Il Brindisi non si ferma più e vede ormai lo striscione del traguardo. Nel recupero della 32esima giornata disputato al “Fanuzzi”, la squadra di mister Ciullo ha liquidato la pratica Gallipoli con un netto 3-0, mettendo un’ipoteca quasi definitiva sul ritorno nel calcio nazionale. Quella che era iniziata come una giornata particolare, segnata dalla protesta dei calciatori del Gallipoli che si sono seduti in campo al fischio d’inizio per le note vicende societarie, si è trasformata nell’ennesima prova di forza della capolista.
Dal punto di vista tattico, il match è stato un monologo biancazzurro, chiuso virtualmente già nei primi quarantacinque minuti grazie alle reti di Juan Sanchez, Bernaola e Gori. Il Brindisi ha mostrato una superiorità schiacciante, approcciando la gara con una ferocia agonistica che ha annichilito ogni tentativo di ripartenza avversario.
I dati tecnici di questa cavalcata sono impressionanti: si tratta della mona vittoria consequtiva e della settima gara di fila senza subire gol. La difesa guidata da capitan Lanzolla è diventata un muro invalicabile, permettendo alla squadra di gestire la ripresa con un’intensità minore, pensando già ai prossimi impegni decisivi. Il tecnico Ciullo ha espresso grande soddisfazione per l’approccio dei suoi, sottolineando come la squadra sia stata brava a mantenere alta la concentrazione nonostante il recente turno di riposo e la pericolosità offensiva degli ospiti in contropiede.

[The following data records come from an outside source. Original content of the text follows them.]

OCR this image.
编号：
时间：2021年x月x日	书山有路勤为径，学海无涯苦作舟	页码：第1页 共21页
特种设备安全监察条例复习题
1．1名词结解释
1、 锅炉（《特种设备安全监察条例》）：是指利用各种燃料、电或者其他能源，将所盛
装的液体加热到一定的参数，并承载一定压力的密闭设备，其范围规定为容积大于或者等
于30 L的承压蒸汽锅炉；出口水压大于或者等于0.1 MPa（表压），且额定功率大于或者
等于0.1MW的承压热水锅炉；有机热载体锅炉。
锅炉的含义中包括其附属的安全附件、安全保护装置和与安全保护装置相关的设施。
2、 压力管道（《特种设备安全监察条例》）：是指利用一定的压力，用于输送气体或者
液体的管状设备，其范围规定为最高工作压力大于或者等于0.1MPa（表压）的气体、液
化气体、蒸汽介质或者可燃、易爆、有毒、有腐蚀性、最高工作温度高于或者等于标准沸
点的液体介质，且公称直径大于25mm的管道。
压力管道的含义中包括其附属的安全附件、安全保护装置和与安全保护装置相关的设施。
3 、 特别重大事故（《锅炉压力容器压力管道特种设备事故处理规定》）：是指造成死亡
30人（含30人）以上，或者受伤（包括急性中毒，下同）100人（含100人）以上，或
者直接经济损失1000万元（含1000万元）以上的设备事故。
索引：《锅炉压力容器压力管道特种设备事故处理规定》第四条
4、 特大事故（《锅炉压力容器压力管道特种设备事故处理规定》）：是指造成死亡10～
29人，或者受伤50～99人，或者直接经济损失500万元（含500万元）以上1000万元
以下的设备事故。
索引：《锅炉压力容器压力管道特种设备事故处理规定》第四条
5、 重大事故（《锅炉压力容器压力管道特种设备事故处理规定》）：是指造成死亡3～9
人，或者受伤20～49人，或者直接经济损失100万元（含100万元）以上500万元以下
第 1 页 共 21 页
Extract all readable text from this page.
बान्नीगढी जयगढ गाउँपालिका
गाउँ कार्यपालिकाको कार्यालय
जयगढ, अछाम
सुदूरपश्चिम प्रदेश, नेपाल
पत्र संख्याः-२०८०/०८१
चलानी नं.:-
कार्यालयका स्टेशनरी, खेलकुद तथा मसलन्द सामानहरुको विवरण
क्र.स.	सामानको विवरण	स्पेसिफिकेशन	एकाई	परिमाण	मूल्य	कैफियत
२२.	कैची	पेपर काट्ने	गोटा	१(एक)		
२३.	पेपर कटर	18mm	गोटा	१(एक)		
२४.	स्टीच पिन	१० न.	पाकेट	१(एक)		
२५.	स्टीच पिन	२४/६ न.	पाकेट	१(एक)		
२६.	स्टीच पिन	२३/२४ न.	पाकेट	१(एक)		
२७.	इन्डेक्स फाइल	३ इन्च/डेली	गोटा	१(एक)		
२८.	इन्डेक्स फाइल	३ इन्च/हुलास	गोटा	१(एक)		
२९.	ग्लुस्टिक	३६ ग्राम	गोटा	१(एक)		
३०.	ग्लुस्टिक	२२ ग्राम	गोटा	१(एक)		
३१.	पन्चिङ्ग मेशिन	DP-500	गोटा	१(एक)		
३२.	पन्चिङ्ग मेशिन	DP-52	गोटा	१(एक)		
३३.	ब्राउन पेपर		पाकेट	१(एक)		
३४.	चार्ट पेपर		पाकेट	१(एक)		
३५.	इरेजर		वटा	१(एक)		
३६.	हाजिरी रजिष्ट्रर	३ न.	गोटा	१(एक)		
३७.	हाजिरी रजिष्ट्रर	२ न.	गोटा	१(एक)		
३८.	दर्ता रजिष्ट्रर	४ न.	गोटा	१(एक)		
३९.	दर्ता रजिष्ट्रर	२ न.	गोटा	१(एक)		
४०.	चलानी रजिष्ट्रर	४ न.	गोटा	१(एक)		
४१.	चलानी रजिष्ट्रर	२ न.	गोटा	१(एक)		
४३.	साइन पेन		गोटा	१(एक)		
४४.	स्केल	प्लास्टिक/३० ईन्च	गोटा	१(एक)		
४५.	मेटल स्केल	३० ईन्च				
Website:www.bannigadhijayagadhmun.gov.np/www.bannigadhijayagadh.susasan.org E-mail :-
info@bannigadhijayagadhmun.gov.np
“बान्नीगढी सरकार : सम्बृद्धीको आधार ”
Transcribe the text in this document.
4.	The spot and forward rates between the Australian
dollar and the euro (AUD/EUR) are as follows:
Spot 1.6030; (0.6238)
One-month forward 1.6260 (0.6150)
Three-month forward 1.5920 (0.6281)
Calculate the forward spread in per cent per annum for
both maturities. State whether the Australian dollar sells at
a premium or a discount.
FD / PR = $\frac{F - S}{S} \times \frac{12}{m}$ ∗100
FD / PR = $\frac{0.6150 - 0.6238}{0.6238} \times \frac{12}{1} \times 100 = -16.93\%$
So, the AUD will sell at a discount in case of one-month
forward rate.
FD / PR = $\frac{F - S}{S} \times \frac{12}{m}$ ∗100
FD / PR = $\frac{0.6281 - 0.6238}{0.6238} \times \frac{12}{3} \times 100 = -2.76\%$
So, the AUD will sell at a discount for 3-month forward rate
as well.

Nel post-partita, mister Ciullo ha voluto elogiare la compattezza dello spogliatoio: “Quando il gruppo è compatto si ottengono grandi risultati”. C’è stata però un po’ di apprensione per le condizioni di Juan Sanchez uscito al 34′ del secondo tempo per un problema fisico. L’allenatore ha comunque tranquillizzato i tifosi in sala stampa, parlando di una semplice contusione senza gravi conseguenze. Sanchez si conferma l’uomo della provvidenza, capace di sbloccare la gara con un audace “scavetto” su calcio di rigore che ha dato il via alla festa.
La situazione in graduatoria è ormai definita: con tre partite ancora da disputare, il Brindisi mantiene sette punti di vantaggio sul Bisceglie. La matematica certezza del primato potrebbe arrivare già domenica prossima nella trasferta contro l’Unione Calcio Bisceglie: ai biancazzurri bastano due punti nelle restanti sfide per festeggiare, ma il traguardo potrebbe essere tagliato subito anche con un pareggio, qualora il Bisceglie non dovesse vincere contro il Toma Maglie. Considerando che l’ultima giornata vedrà la capolista impegnata contro la formazione juniores del Mola, la promozione sembra ormai blindata per una squadra che resta incredibilmente imbattuta in questo campionato.